Again, my game repertoire is rather limited though, so what seems like striking similiaries to me may not be so to someone who’s played hundreds of the games. And guess what–most people making the comparison probably have only played the games in English. From an English gamer’s perspective, the two games are a lot more simliar to each other than they are to any other games currently available in English. Not that I’m defending anyone comparing the two games and finding something lacking in one because of the other…
On an unrelated note, after redoing the battle with Angela for an hour wondering why she was so much more powerful, I think I finally figured out a winning strategy (I like to figure things out for myself :P). Losing to Angela repeatedly made me realize the ridiculous overpoweredness of stacking cards of the same element. Pick a color and make it your dominant color for the extra stacking bonus, plus the increased chance of drawing that color. Accrue 3 cards of your dominant color and build levels on those 3 cards. Use the remaining 2 disposably simply to stall while those build levels–use more than 2 as necessary simply to get rid of cards that are blocking your dominant color cards from spawning. Once your 3 cards have good levels, wait til 1 of the 2 disposable cards spawns as your dominant color, giving you 4 of the same color. Here’s where the skill Feint, acquiriable with Agility 8, is very useful if not essential.
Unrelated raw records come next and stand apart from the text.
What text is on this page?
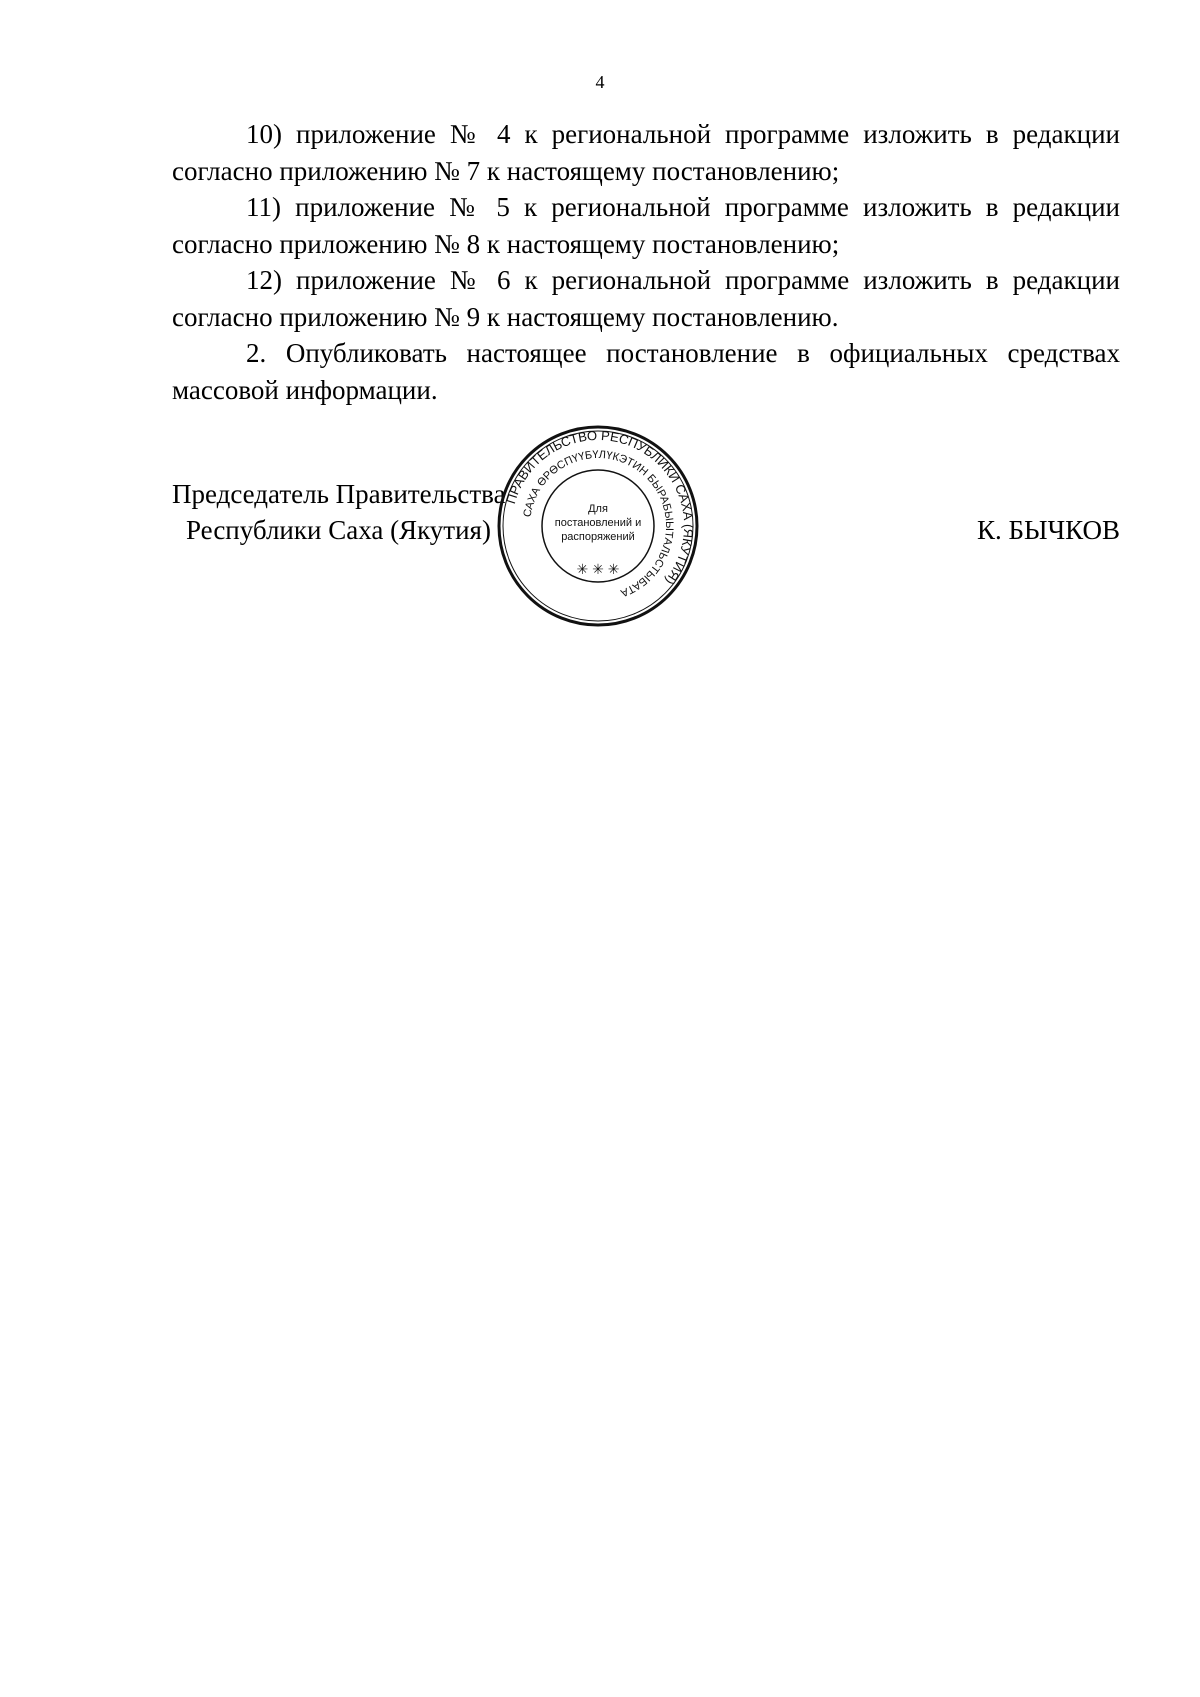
4

10) приложение № 4 к региональной программе изложить в редакции согласно приложению № 7 к настоящему постановлению;

11) приложение № 5 к региональной программе изложить в редакции согласно приложению № 8 к настоящему постановлению;

12) приложение № 6 к региональной программе изложить в редакции согласно приложению № 9 к настоящему постановлению.

2. Опубликовать настоящее постановление в официальных средствах массовой информации.

Председатель Правительства
Республики Саха (Якутия)	К. БЫЧКОВ
ПРАВИТЕЛЬСТВО РЕСПУБЛИКИ САХА (ЯКУТИЯ)
САХА ӨРӨСПҮҮБҮЛҮКЭТИН БЫРАБЫЫТАЛЬСТЫБАТА
Для
постановлений и
распоряжений
✳ ✳ ✳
It makes your next initiative round an almost guaranteed win with even 1 card (provided your agility is decent–it should always be your top noncolor stat). Use the 5th card that’s probably not the same color as your others for initiative with feint. Then just let the 4-stack bonus of your dominant color do the rest–it should instant kill whatever enemy you’re facing. Well anyway, it worked on the only enemy I’ve tried it on so far.
But the strategy is theoretically applicable no matter what enemy you’re facing. Color doesn’t matter, because weak field element or not the damage it does is ridiculous, and the bonus of feint is pretty amazing. Stats shouldn’t matter much either, as long as your agility is high enough to win initiative with 1 card + Feint. With enough charging, enemy HP shouldn’t matter either, it’d just take longer. Mostly, the trick would just be surviving long enough to pull it off–5 turns was enough for Angela. Bad luck of the draw could add a turn or 2 probably. Add skills like Flash for even more ludicrous effect. I pulled off a >100 dmg attack roll earlier than the second princess battle, within 5 turns, using this tactic with Feint + Crush (add +10 for each blue card). That awards a nice chunk of Overkill XP.